En principe, Guy Buteau était lui aussi invité chez le notaire, mais il avait pris un bain de pieds involontaire en ratant une marche de l’entrée principale et, fragile des bronches, se trouvait confiné à l’intérieur depuis déjà une semaine. C’est donc seul qu’Aldo suivit le chemin du retour à travers les rues d’une Venise hivernale désertée par les touristes, ce qui n’était pas pour lui déplaire… Il aimait en effet marcher dans « sa » ville dont il connaissait chaque ruelle, chaque recoin, chaque demeure. Il pouvait mettre un nom sur chaque façade. Venise était pour lui un grand livre ouvert dont il ne se lassait jamais de tourner les pages.
Ce soir, pourtant, il se sentait moins sensible à la magie habituelle, justement à cause de cette humeur morose qu’il traînait derrière lui depuis qu’il avait quitté Vienne. Non qu’il se plût particulièrement au palais Adlerstein, vaste et sombre résidence gardée par des atlantes de pierre aux muscles athlétiques sur laquelle régnait Joachim, l’irritant majordome de Grand-Maman auquel le liait une aversion largement partagée, mais si les affaires toujours importantes de sa maison de prestigieuses antiquités occupaient largement son temps et celui de Guy Buteau, il n’y trouvait plus le plaisir coutumier et, se connaissant bien, il s’avouait, avec un rien de honte, qu’il lui manquait le piment de l’aventure, celle-ci courût-elle sur le fil du rasoir entre deux précipices comme cela s’était produit à plusieurs reprises.

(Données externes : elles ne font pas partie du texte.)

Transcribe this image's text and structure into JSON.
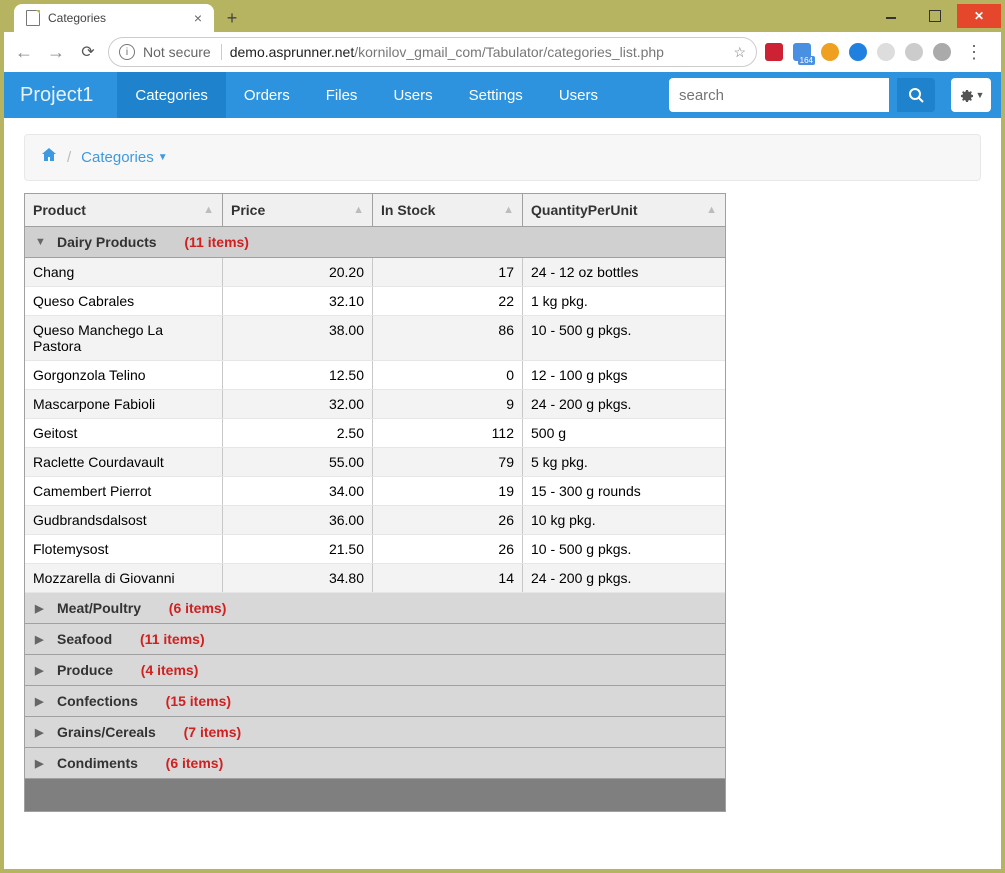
{
  "browser": {
    "tab_title": "Categories",
    "newtab": "+",
    "not_secure": "Not secure",
    "url_domain": "demo.asprunner.net",
    "url_path": "/kornilov_gmail_com/Tabulator/categories_list.php"
  },
  "navbar": {
    "brand": "Project1",
    "items": [
      "Categories",
      "Orders",
      "Files",
      "Users",
      "Settings",
      "Users"
    ],
    "active_index": 0,
    "search_placeholder": "search"
  },
  "breadcrumb": {
    "current": "Categories"
  },
  "table": {
    "columns": [
      "Product",
      "Price",
      "In Stock",
      "QuantityPerUnit"
    ],
    "groups": [
      {
        "name": "Dairy Products",
        "count_label": "(11 items)",
        "expanded": true,
        "rows": [
          {
            "product": "Chang",
            "price": "20.20",
            "stock": "17",
            "qpu": "24 - 12 oz bottles"
          },
          {
            "product": "Queso Cabrales",
            "price": "32.10",
            "stock": "22",
            "qpu": "1 kg pkg."
          },
          {
            "product": "Queso Manchego La Pastora",
            "price": "38.00",
            "stock": "86",
            "qpu": "10 - 500 g pkgs."
          },
          {
            "product": "Gorgonzola Telino",
            "price": "12.50",
            "stock": "0",
            "qpu": "12 - 100 g pkgs"
          },
          {
            "product": "Mascarpone Fabioli",
            "price": "32.00",
            "stock": "9",
            "qpu": "24 - 200 g pkgs."
          },
          {
            "product": "Geitost",
            "price": "2.50",
            "stock": "112",
            "qpu": "500 g"
          },
          {
            "product": "Raclette Courdavault",
            "price": "55.00",
            "stock": "79",
            "qpu": "5 kg pkg."
          },
          {
            "product": "Camembert Pierrot",
            "price": "34.00",
            "stock": "19",
            "qpu": "15 - 300 g rounds"
          },
          {
            "product": "Gudbrandsdalsost",
            "price": "36.00",
            "stock": "26",
            "qpu": "10 kg pkg."
          },
          {
            "product": "Flotemysost",
            "price": "21.50",
            "stock": "26",
            "qpu": "10 - 500 g pkgs."
          },
          {
            "product": "Mozzarella di Giovanni",
            "price": "34.80",
            "stock": "14",
            "qpu": "24 - 200 g pkgs."
          }
        ]
      },
      {
        "name": "Meat/Poultry",
        "count_label": "(6 items)",
        "expanded": false,
        "rows": []
      },
      {
        "name": "Seafood",
        "count_label": "(11 items)",
        "expanded": false,
        "rows": []
      },
      {
        "name": "Produce",
        "count_label": "(4 items)",
        "expanded": false,
        "rows": []
      },
      {
        "name": "Confections",
        "count_label": "(15 items)",
        "expanded": false,
        "rows": []
      },
      {
        "name": "Grains/Cereals",
        "count_label": "(7 items)",
        "expanded": false,
        "rows": []
      },
      {
        "name": "Condiments",
        "count_label": "(6 items)",
        "expanded": false,
        "rows": []
      }
    ]
  }
}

Certes, il aimait toujours autant son métier : acheter de beaux objets ou de belles pierres, les revendre à qui saurait les apprécier. Parfois il les gardait pour sa collection personnelle, mais les joyaux historiques se faisaient rares, surtout ceux auxquels s’attachait une légende. Ses plus violentes émotions, il les avait cependant connues dans la chasse au trésor – le plus souvent maléfique d’ailleurs – en compagnie d’Adalbert Vidal-Pellicorne, le « plus que frère » ! selon Lisa et Tante Amélie, alors que la vie de l’un, de l’autre ou des deux était menacée. Le jeu passionnant prenait alors un air de roulette russe particulièrement excitant, même si on sortait de l’aventure à moitié mort en se jurant de ne jamais, au grand jamais, se laisser emporter à nouveau par quelque mirage que ce soit ! Aujourd’hui où son existence se déroulait sans surprises, où il se mouvait dans un calme olympien, Aldo découvrait qu’il s’était agi de serments d’ivrogne. Quoi de mieux pour fouetter le sang qu’un joyau rare, chargé d’histoire, pour faire battre le cœur sur un rythme accéléré… et se sentir pleinement vivant ! Un point de vue qu’il jugeait plus sage de garder pour lui et que Lisa partageait de moins en moins.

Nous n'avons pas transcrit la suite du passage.